Join me as I travel, play, eat, live and work in cities and places around the world.
Photo courtesy of City of Melbourne
Managed by the City of Melbourne, the City Gallery serves as a window into the city's life both past and present. Specialist curators often work with artists and filmmakers to present intriguing views of life in Melbourne. Through quarterly exhibitions, residents and visitors can enjoy a variety of artworks and artifacts from the City of Melbourne's Art and Heritage Collection. Best of all, the exhibitions are FREE to everyone.
The stories of Melbourne's taxis as told by the 'Hello Yellow' exhibition makes way for the history of residents hidden in voluminous directories with over 3,000 pages.
Many readers may not be aware of the Sands & McDougall Victorian Directory. Before the age of the internet with access to information at a click of a button, this enormous book contained the names of Melburnian householders, trades and streets.
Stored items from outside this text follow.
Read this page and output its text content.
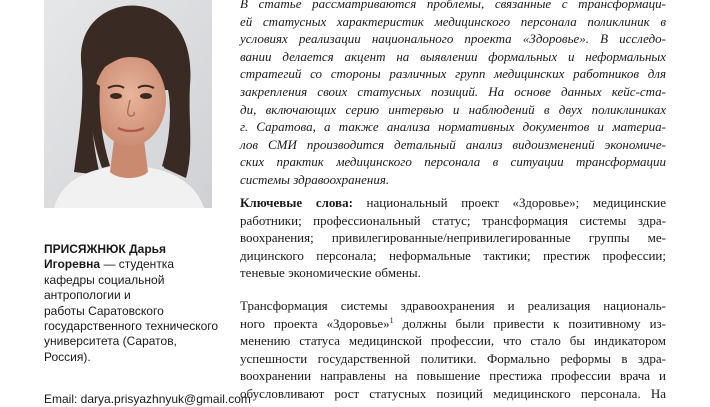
В статье рассматриваются проблемы, связанные с трансформаци-
ей статусных характеристик медицинского персонала поликлиник в
условиях реализации национального проекта «Здоровье». В исследо-
вании делается акцент на выявлении формальных и неформальных
стратегий со стороны различных групп медицинских работников для
закрепления своих статусных позиций. На основе данных кейс-ста-
ди, включающих серию интервью и наблюдений в двух поликлиниках
г. Саратова, а также анализа нормативных документов и материа-
лов СМИ производится детальный анализ видоизменений экономиче-
ских практик медицинского персонала в ситуации трансформации
системы здравоохранения.
Ключевые слова: национальный проект «Здоровье»; медицинские
работники; профессиональный статус; трансформация системы здра-
воохранения; привилегированные/непривилегированные группы ме-
дицинского персонала; неформальные тактики; престиж профессии;
теневые экономические обмены.
Трансформация системы здравоохранения и реализация националь-
ного проекта «Здоровье»$^1$ должны были привести к позитивному из-
менению статуса медицинской профессии, что стало бы индикатором
успешности государственной политики. Формально реформы в здра-
воохранении направлены на повышение престижа профессии врача и
обусловливают рост статусных позиций медицинского персонала. На
ПРИСЯЖНЮК Дарья
Игоревна — студентка
кафедры социальной
антропологии и
работы Саратовского
государственного технического
университета (Саратов,
Россия).
Email: darya.prisyazhnyuk@gmail.com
Staff photograph of owner and staff member standing outside J Kelly Saddler and Harness Maker (1860s to 1870s) / Photo courtesy of Museum Victoria
This huge annually published directory, some 13 centimetres thick and weighing a few kilograms, recorded such information diligently from 1857 to 1974. Each edition was compiled by walkers combing the suburbs and knocking on doors to obtain the relevant information. It served as the most reliable source of local information about people and places. Today, the Sands & McDougall Victorian Directory is a treasury for historians and genealogists, allowing them to find out who was who, who did what and who lived where. It is a catalogue of the history of the city and its people.
Through the exhibition entitled 'Page Not Found', curated by arts journalist Andrew Stephens and featuring illustrations by Oslo Davis, you explore the stories of Melbourne's past and the changes to the city over 150 years. A near-complete set of the directories will be on display and you will have the rare opportunity to appreciate the immense beauty of these enormous books and flip through copies.
The City Galley with its familiar 2 large windows is located on the ground floor of Town Hall. It is easily accessible from Swanston Street and offers FREE entry to everyone. So make a date with the 'Page Not Found' exhibition this August to November and take a step back in time to a very different Melbourne.